Die Pockenimpfung von 1796 war nur der Anfang; im 19. Jahrhundert wurden Impfungen gegen Tollwut, Typhus, Cholera und die Pest entwickelt, seit 1900 gegen Dutzende andere Infektionskrankheiten. Impfungen haben Millionen vor Leid und Tod bewahrt und manche Krankheiten länder- oder gar weltweit ausgerottet. So sind wir beim Schutz gegen Krankheitserreger nicht mehr allein auf die im Zuge einer gefährlichen Erkrankung erworbene Erfahrung unseres Immunsystems angewiesen. Die riskante Methode, uns die Abwehrkräfte auf natürlichem Weg zu beschaffen, umgehen wir klug und geben unserem Immunsystem stattdessen eine Vorwarnung auf das, was kommen könnte.

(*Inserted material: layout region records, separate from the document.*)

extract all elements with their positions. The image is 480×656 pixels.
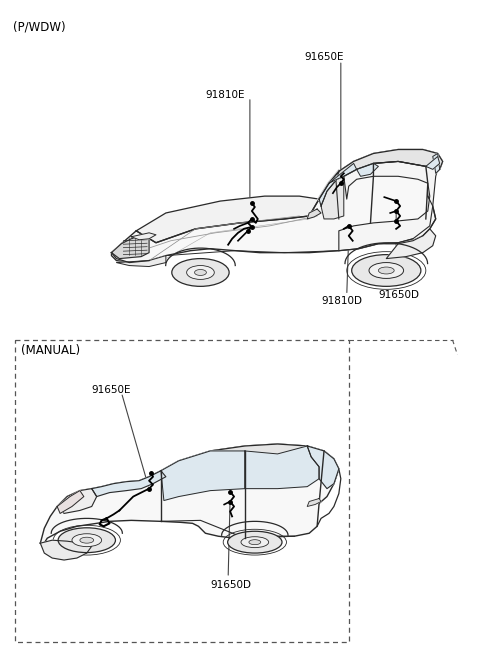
Ellipse shape — [58, 528, 116, 552]
Polygon shape — [357, 163, 378, 176]
Polygon shape — [40, 444, 339, 546]
Polygon shape — [136, 196, 319, 243]
Polygon shape — [337, 150, 443, 179]
Ellipse shape — [369, 262, 404, 278]
Ellipse shape — [228, 531, 282, 553]
Polygon shape — [307, 499, 321, 506]
Polygon shape — [161, 451, 245, 501]
Ellipse shape — [172, 258, 229, 287]
Text: 91810E: 91810E — [205, 90, 245, 100]
Ellipse shape — [241, 537, 269, 548]
Polygon shape — [111, 150, 443, 262]
Polygon shape — [307, 209, 321, 219]
Text: 91650D: 91650D — [210, 580, 252, 590]
Polygon shape — [111, 237, 149, 258]
Polygon shape — [57, 491, 84, 514]
Text: (P/WDW): (P/WDW) — [12, 20, 65, 33]
Polygon shape — [40, 540, 92, 560]
Polygon shape — [245, 446, 319, 489]
Polygon shape — [57, 489, 96, 514]
Ellipse shape — [72, 534, 102, 546]
Polygon shape — [386, 229, 436, 258]
Polygon shape — [321, 176, 344, 219]
Polygon shape — [329, 163, 357, 183]
Polygon shape — [161, 444, 334, 477]
Polygon shape — [92, 471, 166, 497]
Text: 91650E: 91650E — [304, 52, 344, 62]
Ellipse shape — [187, 266, 214, 279]
Text: 91650D: 91650D — [378, 291, 420, 300]
Text: 91810D: 91810D — [321, 297, 362, 306]
Ellipse shape — [249, 540, 261, 544]
Ellipse shape — [80, 537, 94, 543]
Text: (MANUAL): (MANUAL) — [21, 344, 80, 357]
Polygon shape — [307, 446, 339, 489]
Polygon shape — [131, 233, 156, 239]
Ellipse shape — [378, 267, 394, 274]
Polygon shape — [319, 171, 339, 206]
Ellipse shape — [352, 255, 421, 287]
Ellipse shape — [194, 270, 206, 276]
Polygon shape — [426, 157, 440, 169]
Bar — [14, 340, 349, 642]
Polygon shape — [433, 154, 440, 173]
Polygon shape — [117, 256, 166, 266]
Text: 91650E: 91650E — [92, 384, 131, 394]
Polygon shape — [339, 161, 438, 251]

Ohne vorherige Impfung führt der Kontakt mit einem neuen Erreger zum Ausbruch einer Krankheit, vielleicht zum Tod. Das Immunsystem geht in diesem Fall nicht nur gegen die eindringenden Mikroben vor, es produziert auch Moleküle, die Antikörper genannt werden. Wenn der Patient überlebt, dann patrouillieren diese Antikörper wie ein Team von Spezialisten im ganzen Körper und halten nach dieser speziellen Mikrobe Ausschau. Das tun sie noch lange, nachdem die Krankheit überwunden ist, um das Immunsystem im Fall einer erneuten Infektion sofort zu alarmieren. Beim zweiten Mal ist das Immunsystem vorbereitet und kann verhindern, dass sich die Krankheit festsetzt.

Die Impfung täuscht diesen natürlichen Vorgang vor und schult das Immunsystem, einen bestimmten Krankheitserreger zu erkennen. Anstatt zum Erlangen der Immunität die komplette Krankheit zu durchleiden, brauchen wir nur noch die Injektion oder orale Einnahme einer getöteten, abgeschwächten oder nicht vollständigen Version des Krankheitserregers zu erdulden. Obwohl uns die Krankheit erspart wird, reagiert unser Immunsystem auf den Impfstoff und produziert die Antikörper, die dem Körper bei einer tatsächlichen Infektion helfen, die Krankheit zu bekämpfen.